Post Mortem è molto simile a Tony Manero, anche se il linguaggio cinematografico è diverso. Meno camera a mano e più camera fissa.
Pablo Larrain: Ho iniziato a girare come in Tony Manero. Poi ho usato lenti anamorfiche superlarghe. Mi sono reso conto che non funzionava, e così ho cambiato regia. Però la troupe è la stessa. Per l’immaginario del film ho usato delle foto di un gruppo di fotografi dell’epoca: l’Association of independent photographers esistita dal ’72 al ’94. Hanno fatto un sacco di lavoro ottimo che siamo riusciti a recuperare. C’è un bellissimo documentario su di loro che si chiama La ciudad de los fotògrafos (2006).
Hai realizzato un lavoro incredibile con il suono, tutto industriale.
Pablo Larrain: Esatto! Abbiamo fatto un lavoro lungo con il sound.

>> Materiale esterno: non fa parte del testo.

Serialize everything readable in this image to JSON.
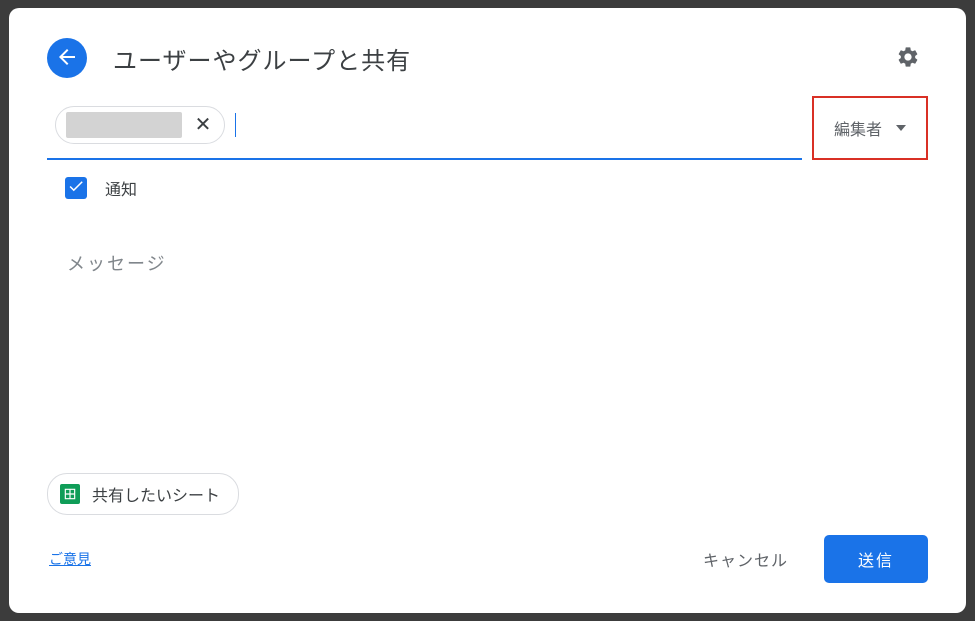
{
  "header": {
    "title": "ユーザーやグループと共有"
  },
  "role_selector": {
    "selected": "編集者"
  },
  "notify": {
    "label": "通知",
    "checked": true
  },
  "message": {
    "placeholder": "メッセージ"
  },
  "attachment": {
    "name": "共有したいシート"
  },
  "footer": {
    "feedback": "ご意見",
    "cancel": "キャンセル",
    "send": "送信"
  }
}
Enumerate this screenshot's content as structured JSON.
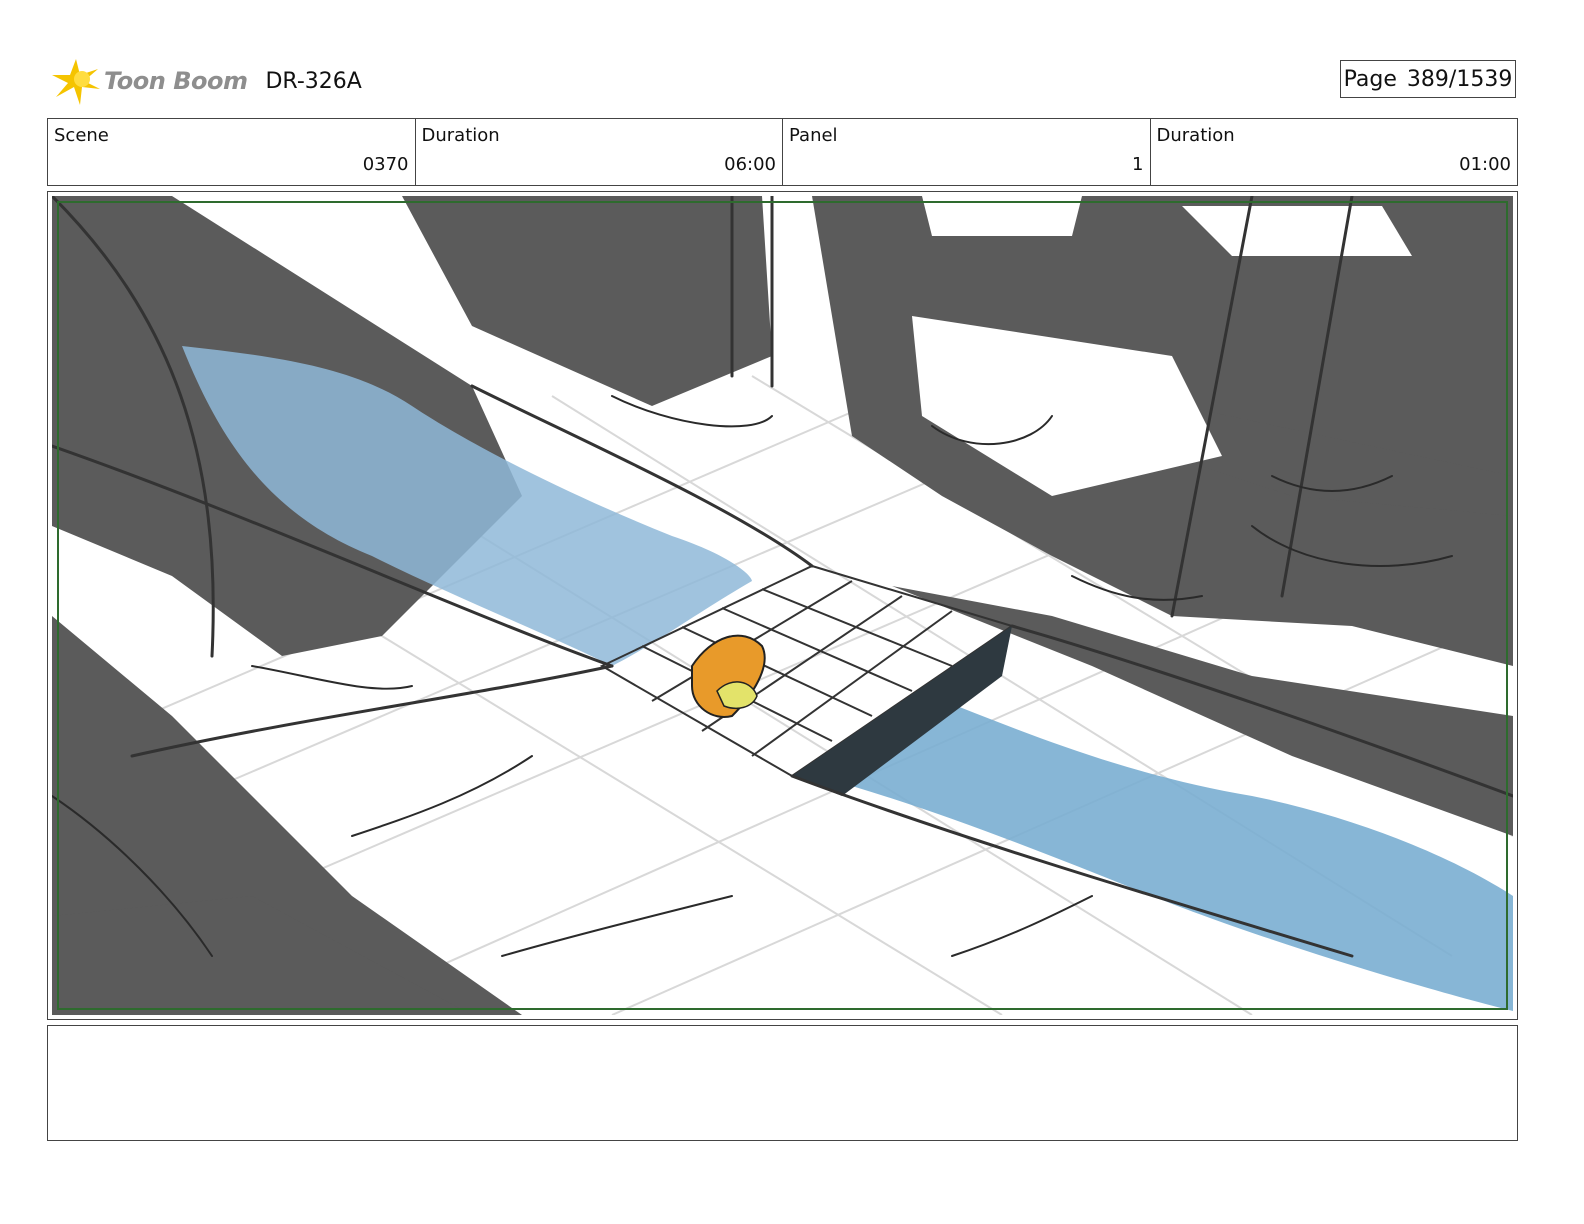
{
  "header": {
    "brand": "Toon Boom",
    "doc_id": "DR-326A",
    "page_label": "Page",
    "page_value": "389/1539"
  },
  "info": {
    "scene_label": "Scene",
    "scene_value": "0370",
    "duration1_label": "Duration",
    "duration1_value": "06:00",
    "panel_label": "Panel",
    "panel_value": "1",
    "duration2_label": "Duration",
    "duration2_value": "01:00"
  },
  "colors": {
    "brand_yellow": "#f5c400",
    "safe_frame_green": "#2e6b2e",
    "shadow_gray": "#5b5b5b",
    "water_blue": "#7fb1d4",
    "character_orange": "#e89a2a"
  },
  "notes": {
    "text": ""
  }
}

Siamo andati nelle industrie registrando frigoriferi e macchine mixate con il resto. È stato importante perché non volevo usare la musica, in quanto suggerisce le emozioni. Ne abbiamo provate molte e il significato delle scene cambiava sempre. Allora le ho tolte. Mi hanno chiesto se ero sicuro di volerlo fare, ma così è più vicino a ciò che sente realmente la gente. L’atmosfera fredda del film è ciò che viene fuori da questo sound. Sono contento tu l’abbia percepito.
Il film è essenzialmente una storia d’amore, ma nella sua grammatica è anche un horror, con alcuni sprazzi di film post apocalittico.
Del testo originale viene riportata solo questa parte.